I have a folder that contains around 5,000 CSV files. Each CSV contains the same header information. I would like to merge these CSVs into one large DataFrame. I have implemented some code that is working, but I have a feeling it isn't the best way to accomplish this.
def loadData(filename):
path = 'data/1611339510/' + filename
file = open(path,mode='r')
f_string = file.read()
file.close()
delimiter = detect(f_string)
df = pd.read_csv(path, delimiter=delimiter, usecols=['Date', 'Open', 'High', 'Low', 'Close', 'Volume'])
return df
def concatDataframes():
column_names = ["Symbol", "Date", "Open", "High", "Low", "Close", "Volume"]
df = pd.DataFrame(columns = column_names)
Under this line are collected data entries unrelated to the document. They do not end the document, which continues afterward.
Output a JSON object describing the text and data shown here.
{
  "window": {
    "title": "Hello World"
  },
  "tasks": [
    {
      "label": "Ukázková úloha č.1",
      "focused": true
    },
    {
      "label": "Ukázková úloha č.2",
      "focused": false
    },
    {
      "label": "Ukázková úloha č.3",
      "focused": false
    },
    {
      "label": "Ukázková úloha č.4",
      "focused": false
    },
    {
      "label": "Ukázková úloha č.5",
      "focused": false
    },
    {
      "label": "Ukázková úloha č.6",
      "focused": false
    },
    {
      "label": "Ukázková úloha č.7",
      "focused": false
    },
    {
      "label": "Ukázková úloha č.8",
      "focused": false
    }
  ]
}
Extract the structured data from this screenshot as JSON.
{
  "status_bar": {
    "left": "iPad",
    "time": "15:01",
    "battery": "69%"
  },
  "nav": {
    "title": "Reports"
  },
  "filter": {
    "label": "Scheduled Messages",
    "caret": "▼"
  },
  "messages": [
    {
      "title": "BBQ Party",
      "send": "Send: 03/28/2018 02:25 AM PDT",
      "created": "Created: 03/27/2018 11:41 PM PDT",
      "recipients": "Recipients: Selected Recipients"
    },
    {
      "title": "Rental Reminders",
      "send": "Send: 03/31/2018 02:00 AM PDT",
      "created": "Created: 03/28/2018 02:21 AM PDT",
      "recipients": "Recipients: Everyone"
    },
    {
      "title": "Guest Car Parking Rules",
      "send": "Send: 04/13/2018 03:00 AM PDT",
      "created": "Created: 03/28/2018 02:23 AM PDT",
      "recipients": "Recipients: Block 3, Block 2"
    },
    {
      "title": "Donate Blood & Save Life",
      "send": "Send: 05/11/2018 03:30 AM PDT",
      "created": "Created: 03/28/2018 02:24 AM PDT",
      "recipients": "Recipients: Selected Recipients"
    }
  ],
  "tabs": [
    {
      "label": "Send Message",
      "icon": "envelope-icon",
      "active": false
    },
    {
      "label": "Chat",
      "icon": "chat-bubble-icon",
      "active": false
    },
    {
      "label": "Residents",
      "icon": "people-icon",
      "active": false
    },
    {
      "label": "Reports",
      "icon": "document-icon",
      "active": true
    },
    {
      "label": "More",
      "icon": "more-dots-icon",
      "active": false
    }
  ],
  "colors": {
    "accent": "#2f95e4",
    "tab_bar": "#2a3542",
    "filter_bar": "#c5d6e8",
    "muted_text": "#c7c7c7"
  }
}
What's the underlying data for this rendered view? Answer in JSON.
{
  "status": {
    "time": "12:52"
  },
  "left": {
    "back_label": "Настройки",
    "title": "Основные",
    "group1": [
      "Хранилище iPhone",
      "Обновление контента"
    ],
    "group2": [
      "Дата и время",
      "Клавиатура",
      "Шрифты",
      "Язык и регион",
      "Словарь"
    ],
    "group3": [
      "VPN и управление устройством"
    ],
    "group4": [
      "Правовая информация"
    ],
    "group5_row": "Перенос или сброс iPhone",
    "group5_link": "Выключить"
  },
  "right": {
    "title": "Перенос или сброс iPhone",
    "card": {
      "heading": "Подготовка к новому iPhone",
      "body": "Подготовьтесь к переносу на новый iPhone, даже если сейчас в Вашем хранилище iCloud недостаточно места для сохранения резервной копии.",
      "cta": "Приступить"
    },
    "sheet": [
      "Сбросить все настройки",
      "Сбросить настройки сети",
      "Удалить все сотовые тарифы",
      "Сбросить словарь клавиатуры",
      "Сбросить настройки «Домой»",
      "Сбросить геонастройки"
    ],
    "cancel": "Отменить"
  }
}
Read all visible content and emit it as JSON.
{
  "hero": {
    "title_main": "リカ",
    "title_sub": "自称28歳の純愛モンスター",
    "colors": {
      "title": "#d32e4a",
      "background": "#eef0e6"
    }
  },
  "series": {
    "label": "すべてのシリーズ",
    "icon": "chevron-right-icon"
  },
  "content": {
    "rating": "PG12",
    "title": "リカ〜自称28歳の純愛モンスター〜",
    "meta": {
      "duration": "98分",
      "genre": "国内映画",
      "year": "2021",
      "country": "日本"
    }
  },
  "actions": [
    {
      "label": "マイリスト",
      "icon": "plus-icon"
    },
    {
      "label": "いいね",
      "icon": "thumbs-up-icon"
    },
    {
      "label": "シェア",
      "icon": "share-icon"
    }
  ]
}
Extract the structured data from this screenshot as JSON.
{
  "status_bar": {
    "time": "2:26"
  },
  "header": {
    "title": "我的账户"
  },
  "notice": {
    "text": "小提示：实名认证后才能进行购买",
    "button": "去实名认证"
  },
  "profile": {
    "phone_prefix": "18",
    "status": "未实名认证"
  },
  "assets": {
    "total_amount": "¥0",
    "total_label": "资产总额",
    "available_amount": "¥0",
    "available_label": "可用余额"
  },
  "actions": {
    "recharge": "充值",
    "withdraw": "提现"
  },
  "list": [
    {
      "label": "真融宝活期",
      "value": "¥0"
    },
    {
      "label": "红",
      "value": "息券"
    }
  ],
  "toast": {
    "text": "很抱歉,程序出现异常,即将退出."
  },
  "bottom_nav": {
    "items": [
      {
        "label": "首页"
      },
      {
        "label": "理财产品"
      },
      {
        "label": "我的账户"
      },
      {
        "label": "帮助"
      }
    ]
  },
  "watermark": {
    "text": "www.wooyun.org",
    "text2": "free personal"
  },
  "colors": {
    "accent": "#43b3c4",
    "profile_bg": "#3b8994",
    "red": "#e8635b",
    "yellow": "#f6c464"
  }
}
for filename in os.listdir('data/1611339510/'):
clear_output(wait=True)
tempDF = loadData(filename)
tempDF["Symbol"] = filename[:-4]
tempDF = tempDF[column_names]
print('loaded ' + filename + ' ✓')
df = df.append(tempDF)
return df
This works okay, but as it progresses the speed drops significantly. It may start off joining 500 DataFrames/s but it will end up taking several seconds per DataFrame once I'm about 25% of the way through my folder. The folder contains about 700Mb total of data. I am running a decent machine with 32Gb of ram and a 10th gen i7. There doesn't appear to be any memory leaks or anything.
I'm wondering if trying to join these dataframes symmetrically in smaller chunks first might help?